I don't know where the boundaries are in a tournament. Yeah, I know what's against the rules. But there is that wide range of "legal but arguably MEAN" stuff. Particularly with someone I've never met before, I don't know if she is willing to/going to thump all her weight down hard on my ribs, so I am reluctant to do such a thing to her.

Even if I had SK's sense of being able to quickly gauge her level of intensity- in a tournament, is there even that much time to waste? You're putting yourself in the position of waiting to see how she's going to roll so that you can react to it. In the dojo, there's always the option of saying, "Hey dude, I need you to go a little lighter on my right-side ribs please" or even stopping altogether if anyone squicks your boundaries. In a tournament you can't do that. There is no negotiation of the (finer) boundaries, and no time/leisure to try to suss them out on your own.

Hell, even if she *did* thump all her weight down hard on my ribs, I think I'd still hesitate to do it back- so maybe all these boundary questions are completely irrelevant due to an unwillingness in me to do certain things in *any* case.

Facing off in the tournament against someone I didn't know at all.... I don't recall feeling afraid OF HER.... I do recall feeling afraid. I assumed I was afraid of getting completely humiliated (flying armbar sub at four seconds), and surely I was... but now I think I can identify a large part of my fear as "I don't know where the boundaries are in this confrontation.... making me confused, unsure, reluctant to assert myself."

This bears a great deal more thinking... and meandering in my blog.... and maybe getting some other people's thoughts on. But I really feel that this is a very important issue for me as regards tournaments in particular, and my MA in general.


Anyway, back to class: Cindy had a new warmup drill- "This one's for you, Kitsune!" I had complained that it seems I need more core strength. This drill has you lying on your back and inching yourself to the side by hipping out and then doing a similar motion with the top half of your body. No fair using feet or elbows. It took me a really long time to grasp any semblance of this movement- and when I did, it was very difficult and it hurt muscles that I didn't know I had. Obviously, I need to do a lot of this. Ouchie.

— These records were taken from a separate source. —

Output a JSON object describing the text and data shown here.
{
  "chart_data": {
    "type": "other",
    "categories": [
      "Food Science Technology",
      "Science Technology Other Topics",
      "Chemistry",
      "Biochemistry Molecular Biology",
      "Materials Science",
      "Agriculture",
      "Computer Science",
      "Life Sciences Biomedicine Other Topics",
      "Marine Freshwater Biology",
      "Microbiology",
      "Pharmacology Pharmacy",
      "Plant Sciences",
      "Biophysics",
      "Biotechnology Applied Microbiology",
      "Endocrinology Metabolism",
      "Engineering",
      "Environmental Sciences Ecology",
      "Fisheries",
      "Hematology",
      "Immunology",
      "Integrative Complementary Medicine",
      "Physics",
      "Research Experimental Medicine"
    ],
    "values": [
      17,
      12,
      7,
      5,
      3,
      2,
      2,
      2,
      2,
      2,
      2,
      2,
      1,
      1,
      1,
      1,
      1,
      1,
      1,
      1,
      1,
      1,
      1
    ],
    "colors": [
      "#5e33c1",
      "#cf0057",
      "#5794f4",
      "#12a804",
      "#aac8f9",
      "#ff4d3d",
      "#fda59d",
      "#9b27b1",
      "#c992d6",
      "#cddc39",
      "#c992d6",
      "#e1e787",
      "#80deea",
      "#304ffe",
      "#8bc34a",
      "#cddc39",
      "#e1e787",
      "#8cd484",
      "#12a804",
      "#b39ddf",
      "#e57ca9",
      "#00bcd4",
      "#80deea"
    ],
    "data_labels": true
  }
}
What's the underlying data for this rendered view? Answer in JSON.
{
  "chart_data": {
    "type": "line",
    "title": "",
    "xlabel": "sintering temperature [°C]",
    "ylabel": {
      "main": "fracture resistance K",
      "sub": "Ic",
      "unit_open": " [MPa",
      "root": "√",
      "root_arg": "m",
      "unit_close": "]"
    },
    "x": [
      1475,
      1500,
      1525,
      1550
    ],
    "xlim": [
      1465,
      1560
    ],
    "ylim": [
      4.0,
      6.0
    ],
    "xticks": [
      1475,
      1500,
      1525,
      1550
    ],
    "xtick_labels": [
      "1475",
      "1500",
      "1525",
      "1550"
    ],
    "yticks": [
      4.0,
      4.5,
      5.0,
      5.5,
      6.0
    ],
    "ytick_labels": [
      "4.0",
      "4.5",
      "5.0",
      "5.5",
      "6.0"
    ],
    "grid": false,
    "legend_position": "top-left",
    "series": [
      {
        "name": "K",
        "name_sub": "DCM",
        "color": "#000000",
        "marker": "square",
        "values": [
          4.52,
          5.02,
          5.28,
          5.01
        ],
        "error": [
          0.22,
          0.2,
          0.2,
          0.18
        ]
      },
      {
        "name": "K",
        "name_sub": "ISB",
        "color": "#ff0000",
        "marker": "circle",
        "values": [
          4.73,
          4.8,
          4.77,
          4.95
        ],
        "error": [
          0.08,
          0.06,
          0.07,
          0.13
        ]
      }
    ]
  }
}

We did some guillotines from standing, then into guard (I was very relieved to be drilling with SK- I dread going from standup to guard with my neck in a guillotine unless I'm working with somebody I really trust. I break out in a cold sweat whenever we have to do these at Gracie's. It just seems like a great way to end up a quadriplegic for the rest of your life with one tiny jerk at the wrong angle). Then the opponent defends the choke, so you transition into a triangle. There were a lot of steps in this, and I had a hard time with it. Still having trouble climbing the triangle up the person's back, trouble closing it, trouble getting my hips up high enough, trouble remembering to grab my shin before I start adjusting the angle so the person doesn't just stand up and walk away. I'm frustrated to have so much trouble with triangles in general- this is supposed to be the female BJJ'er's "go-to" move!

Then sparring. Cindy is on the bench with knee issues. I went with SK, then Elliot, then said, "I need a break" and started for the bench, but Cindy was having none of that. "No break for you! Go with Ian!" Argh. So tired. Then SK again. I was trapped in my old familiar residence of bottom half-guard a lot of the time with all three guys. They all kept crossfacing me hard out of deep half guard, which was very annoying. I got mount briefly on each one, but only when they reversed THEMSELVES (they all did that tonight)! I was THIS CLOSE to getting an armbar set up on SK once. I truly thought I had it, and I got really excited. He succeeded in muscling out of it. I'll tell you, if Satan himself had appeared at that moment in a puff of brimstone and offered me that armbar in exchange for my immortal soul, I might have said yes. I wanted it that bad. But I didn't get it. Tonight. Someday.


Lamont asked me if I was going to do the Revolution. I said, "We'll see." Cindy said, "We're planning on it."